The normal boiling point of ethanol is 78.4 C. At what temperature would ethanol boil at a pressure of 0.621 atm? The heat of vaporization for ethanol is 38.56 kJ/mol.

To determine the boiling point of ethanol at a certain pressure, we can use the Clausius-Clapeyron equation:

ln(P1/P2) = (ΔHvap/R) * (1/T2 - 1/T1)

where P1 and P2 are the initial and final pressures, ΔHvap is the heat of vaporization, R is the gas constant (8.314 J/mol*K), T1 is the initial boiling point, and T2 is the final boiling point.

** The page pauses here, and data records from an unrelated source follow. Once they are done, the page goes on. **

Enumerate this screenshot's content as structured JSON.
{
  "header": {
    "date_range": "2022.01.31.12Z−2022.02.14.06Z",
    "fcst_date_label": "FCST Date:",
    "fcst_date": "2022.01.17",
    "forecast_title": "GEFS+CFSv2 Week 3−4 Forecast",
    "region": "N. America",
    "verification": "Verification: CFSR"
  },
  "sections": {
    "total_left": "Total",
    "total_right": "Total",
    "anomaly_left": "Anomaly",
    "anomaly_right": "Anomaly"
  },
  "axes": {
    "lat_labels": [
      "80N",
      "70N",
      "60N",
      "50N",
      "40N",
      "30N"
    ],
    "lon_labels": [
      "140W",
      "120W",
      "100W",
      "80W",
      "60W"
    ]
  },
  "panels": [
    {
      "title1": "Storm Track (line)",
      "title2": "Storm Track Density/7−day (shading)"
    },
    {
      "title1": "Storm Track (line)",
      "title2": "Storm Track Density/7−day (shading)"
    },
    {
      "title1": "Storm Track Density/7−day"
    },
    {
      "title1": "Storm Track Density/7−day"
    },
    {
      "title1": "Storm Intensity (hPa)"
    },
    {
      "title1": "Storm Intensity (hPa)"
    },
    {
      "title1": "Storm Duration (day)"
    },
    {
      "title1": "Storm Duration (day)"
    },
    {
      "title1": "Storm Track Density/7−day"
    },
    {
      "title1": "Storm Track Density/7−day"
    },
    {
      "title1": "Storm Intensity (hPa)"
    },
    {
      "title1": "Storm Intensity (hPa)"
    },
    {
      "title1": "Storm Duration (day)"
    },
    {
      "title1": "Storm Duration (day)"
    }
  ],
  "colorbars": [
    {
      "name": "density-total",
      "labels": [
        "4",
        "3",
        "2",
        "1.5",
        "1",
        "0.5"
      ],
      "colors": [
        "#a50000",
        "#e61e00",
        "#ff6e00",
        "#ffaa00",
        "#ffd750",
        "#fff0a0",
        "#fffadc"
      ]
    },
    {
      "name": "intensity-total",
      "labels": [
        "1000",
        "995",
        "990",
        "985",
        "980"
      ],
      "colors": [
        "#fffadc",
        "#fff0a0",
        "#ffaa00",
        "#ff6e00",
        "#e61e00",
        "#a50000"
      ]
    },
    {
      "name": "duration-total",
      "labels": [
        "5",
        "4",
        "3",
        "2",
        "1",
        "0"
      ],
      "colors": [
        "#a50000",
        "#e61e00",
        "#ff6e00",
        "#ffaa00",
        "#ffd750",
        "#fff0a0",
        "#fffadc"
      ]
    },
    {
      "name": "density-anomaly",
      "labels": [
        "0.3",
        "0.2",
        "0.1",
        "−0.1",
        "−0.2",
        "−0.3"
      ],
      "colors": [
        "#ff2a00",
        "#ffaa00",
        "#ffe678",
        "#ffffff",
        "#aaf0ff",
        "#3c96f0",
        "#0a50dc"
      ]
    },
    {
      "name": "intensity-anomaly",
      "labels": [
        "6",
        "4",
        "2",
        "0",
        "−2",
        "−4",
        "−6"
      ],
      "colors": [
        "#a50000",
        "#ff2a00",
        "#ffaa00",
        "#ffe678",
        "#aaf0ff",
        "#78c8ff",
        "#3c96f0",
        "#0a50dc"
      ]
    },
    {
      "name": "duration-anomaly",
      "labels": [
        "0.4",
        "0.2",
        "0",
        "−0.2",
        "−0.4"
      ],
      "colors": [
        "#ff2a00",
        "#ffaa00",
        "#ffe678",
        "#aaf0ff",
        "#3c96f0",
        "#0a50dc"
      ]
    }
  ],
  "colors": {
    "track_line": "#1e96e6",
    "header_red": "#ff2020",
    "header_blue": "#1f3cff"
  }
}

Rearranging the equation to solve for T2, we have:

T2 = 1 / ((1/T1) - (R/ΔHvap) * ln(P1/P2))

Plugging in the given values:

P1 = 1 atm
P2 = 0.621 atm
ΔHvap = 38.56 kJ/mol = 38.56 * 10^3 J/mol
R = 8.314 J/mol*K
T1 = 78.4 C = 78.4 + 273.15 K

T2 = 1 / ((1/351.55 K) - ((8.314 J/mol*K) / (38.56 * 10^3 J/mol)) * ln(1/0.621))

T2 ≈ 66.7 C

Therefore, ethanol would boil at a temperature of approximately 66.7 C at a pressure of 0.621 atm.